Asset, financial and earnings position
AT&S exceeded the very good revenue figures of the previous year in the first nine months. At EUR 615.1 million, revenue was 5.3% higher than in the prior-year period.
Based on the start-up effects of the Chongqing project (EUR 51.6 million), EBITDA decreased by EUR 38.1 million or -27.2% from EUR 140.2 million to EUR 102.1 million in the first nine months. Adjusted for these start-up effects, EBITDA amounted to EUR 153.7 million, up 8.5% on the high prior-year value, based on running cost savings and positive currency effects. The EBITDA margin was at 16.6%, down -7.4 percentage points on the very high prior-year level of 24.0%. Adjusted for the Chongqing project, the margin, at 26.0%, significantly exceeds the high adjusted level of 24.4% in the previous year.
Depreciation of property, plant and equipment and amortisation of intangible assets increased to EUR 90.3 million (prior-year period: EUR 64.2 million) based on the Chongqing project. Consequently, EBIT decreased by EUR 64.3 million from EUR 76.1 million to EUR 11.8 million. Adjusted for the Chongqing project, EBIT amounted to EUR 97.2 million, thus exceeding the adjusted prior-year value by EUR 13.4 million. The EBIT margin was 1.9% (prior-year period: 13.0%). The adjusted margin amounted to 16.4%, and was 1.9 percentage points higher than the adjusted prior-year level of 14.5%.
Finance costs dropped from EUR -2.7 million to EUR -18.6 million, which was among other things due to higher gross interest expenses and negative currency effects. The estimates for feasibility of deferred taxes were adjusted and led to increased tax expenses of total EUR 13.0 million in the first nine months of 2016/17.

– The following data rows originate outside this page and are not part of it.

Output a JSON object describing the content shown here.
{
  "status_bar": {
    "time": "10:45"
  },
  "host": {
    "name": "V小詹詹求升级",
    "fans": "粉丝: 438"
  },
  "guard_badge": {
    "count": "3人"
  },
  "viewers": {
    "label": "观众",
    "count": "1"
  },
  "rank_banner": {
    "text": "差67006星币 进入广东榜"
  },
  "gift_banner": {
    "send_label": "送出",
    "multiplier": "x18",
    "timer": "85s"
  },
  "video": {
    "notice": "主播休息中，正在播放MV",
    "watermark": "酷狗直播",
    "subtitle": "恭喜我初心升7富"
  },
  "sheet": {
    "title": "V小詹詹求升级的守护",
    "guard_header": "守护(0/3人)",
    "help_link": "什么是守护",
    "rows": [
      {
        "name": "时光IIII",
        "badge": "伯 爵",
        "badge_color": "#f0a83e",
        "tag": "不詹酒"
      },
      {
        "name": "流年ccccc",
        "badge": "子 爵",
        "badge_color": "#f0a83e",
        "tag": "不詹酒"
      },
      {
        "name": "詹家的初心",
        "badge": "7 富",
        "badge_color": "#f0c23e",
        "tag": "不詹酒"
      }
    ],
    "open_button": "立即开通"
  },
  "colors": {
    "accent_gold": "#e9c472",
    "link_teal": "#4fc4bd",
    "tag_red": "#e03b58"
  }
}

The profit for the period decreased by EUR 79.9 million from EUR 60.2 million in the prior-year period to a loss for the period of EUR -19.7 million due to the start-up effects of the Chongqing project and the significantly higher negative financial result. This resulted in a decline in earnings per share from EUR 1.55 in the prior-year period to EUR -0.51.
Cash flow and statement of financial position
Cash flow from operating activities before changes in working capital amounted to EUR 74.5 million vs EUR 123.4 million in the previous year. Cash flow from investing activities – investments in the plants under construction in Chongqing, technology investments in other locations and investments in financial assets – amounted to EUR -108.7 million (prior-year period: EUR -175.7 million).
Equity decreased by 3.9% from EUR 568.9 million to EUR 546.8 million due to the loss for the period and the dividend paid of EUR 14.0 million. The resulting equity ratio, at 38.1%, was -4.2 percentage points lower than the value at 31 March 2016 as expected.
Net debt rose by EUR 188.6 million from EUR 263.2 million at 31 March 2016 to EUR 451.8 million. This expected increase resulted from the high investment activities and the increase in working capital, which cannot be financed from the cash flow from operating result. Consequently, the net gearing ratio, at 82.6% at 31 December 2016, was clearly higher than at 31 March 2016 (46.3%). In total, AT&S has cash and cash equivalents of EUR 166.0 million available or available in the short term to continue financing the start-up phase of the Chongqing projects as well as other necessary investments in the current financial year. In addition, AT&S has EUR 223.8 million of unused credit lines as a financing reserve.